Vendredi 15 Décembre 2017

Angola: le printemps de Luanda

Angola: le printemps de Luanda
(Jeune Afrique 29/11/17)
João Lourenço, nouveau président de l'Angola

Pour de nombreux observateurs, l’élection de João Lourenço à la tête de l’Angola n’était guère plus qu’une opération cosmétique visant à perpétuer la mainmise de José Eduardo dos Santos et de son clan sur le pays.

Il n’aura pourtant suffi que de quelques semaines à cet ancien général pour démontrer qu’il ne serait pas un président « sous influence » et que les promesses martelées lors de ses meetings n’étaient pas de simples slogans. Assisté de son épouse, Ana Dias, économiste et ancienne représentante de l’Angola à la Banque mondiale, Lourenço s’est soigneusement préparé à sa nouvelle fonction, et les décisions prises depuis son accession au pouvoir en sont la preuve. Les décrets présidentiels sont désormais très attendus à Luanda tant les nominations dans les secteurs clés manifestent la volonté du nouveau président d’en finir avec l’« ancien régime ».
La détermination du nouveau président

Impensable il y a encore quelques semaines, le limogeage d’Isabel dos Santos de la présidence de la compagnie pétrolière nationale, la Sonangol, symbolise à lui seul la détermination de Lourenço.
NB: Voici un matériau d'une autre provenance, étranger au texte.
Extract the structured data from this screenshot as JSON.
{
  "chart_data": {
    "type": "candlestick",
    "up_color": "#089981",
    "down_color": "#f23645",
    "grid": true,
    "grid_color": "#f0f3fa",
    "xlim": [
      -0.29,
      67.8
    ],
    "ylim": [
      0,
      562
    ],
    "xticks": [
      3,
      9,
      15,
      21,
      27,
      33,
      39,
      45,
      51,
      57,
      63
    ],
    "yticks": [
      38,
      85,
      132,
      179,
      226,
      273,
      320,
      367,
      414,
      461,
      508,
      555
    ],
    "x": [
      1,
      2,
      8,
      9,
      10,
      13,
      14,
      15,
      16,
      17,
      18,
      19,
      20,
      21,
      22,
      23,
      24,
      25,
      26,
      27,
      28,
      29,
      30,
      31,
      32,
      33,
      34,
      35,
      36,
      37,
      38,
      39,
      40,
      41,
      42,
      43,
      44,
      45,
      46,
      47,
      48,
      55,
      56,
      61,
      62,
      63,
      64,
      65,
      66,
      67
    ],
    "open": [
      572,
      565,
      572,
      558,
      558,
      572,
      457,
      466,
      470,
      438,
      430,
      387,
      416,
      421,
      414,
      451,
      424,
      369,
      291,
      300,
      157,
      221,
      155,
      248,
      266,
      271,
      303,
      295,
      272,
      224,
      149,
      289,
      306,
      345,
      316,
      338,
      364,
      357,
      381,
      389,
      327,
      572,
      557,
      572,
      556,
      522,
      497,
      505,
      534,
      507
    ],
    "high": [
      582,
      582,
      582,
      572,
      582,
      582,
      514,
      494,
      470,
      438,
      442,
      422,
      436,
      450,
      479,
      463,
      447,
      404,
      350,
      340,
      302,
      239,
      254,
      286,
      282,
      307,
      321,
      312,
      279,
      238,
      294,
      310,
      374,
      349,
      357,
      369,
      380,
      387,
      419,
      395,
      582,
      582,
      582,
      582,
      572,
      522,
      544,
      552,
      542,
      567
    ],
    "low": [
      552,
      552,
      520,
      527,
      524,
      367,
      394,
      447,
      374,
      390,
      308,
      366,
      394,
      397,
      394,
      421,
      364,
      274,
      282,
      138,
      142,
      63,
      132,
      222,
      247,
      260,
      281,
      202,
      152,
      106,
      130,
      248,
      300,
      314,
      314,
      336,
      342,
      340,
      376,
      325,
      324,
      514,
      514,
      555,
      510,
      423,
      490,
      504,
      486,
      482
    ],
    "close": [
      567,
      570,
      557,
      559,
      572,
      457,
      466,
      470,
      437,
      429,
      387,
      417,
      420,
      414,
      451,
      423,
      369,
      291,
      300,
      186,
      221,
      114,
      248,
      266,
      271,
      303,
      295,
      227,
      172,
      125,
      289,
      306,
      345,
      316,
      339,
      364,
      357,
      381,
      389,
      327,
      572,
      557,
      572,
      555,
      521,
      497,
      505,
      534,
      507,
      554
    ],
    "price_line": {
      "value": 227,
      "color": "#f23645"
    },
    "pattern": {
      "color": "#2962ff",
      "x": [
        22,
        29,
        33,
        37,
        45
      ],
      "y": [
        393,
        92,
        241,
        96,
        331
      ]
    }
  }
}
Mais, en bon militaire, Lourenço suit son plan de bataille, abattant méthodiquement ses cartes, sans laisser à ses adversaires le temps d’organiser la parade.

On aurait pu croire qu’il temporiserait afin de ne pas affronter immédiatement la famille de l’ancien président ou qu’il s’en prendrait d’abord à José Filomeno dos Santos, président du Fonds souverain de l’Angola (FDSEA), dont certains administrateurs ont été éclaboussés par les révélations des Paradise Papers.

Mais, en bon militaire, Lourenço suit son plan de bataille, abattant méthodiquement ses cartes, sans laisser à ses adversaires le temps d’organiser la parade.

En toute chose, il privilégie l’action, qu’il conduit lui-même sur le terrain. Début novembre, il était dans le Cabinda afin d’y tenir une réunion de la Commission économique nationale. Tout un symbole dans cette province séparatiste. Deux jours plus tard, il était dans le Sud, à Huila.

Rythme infernal que ses ministres se doivent de suivre, y compris dans la remise de leurs rapports et plans d’action. L’obligation de résultat est claire pour tout le monde.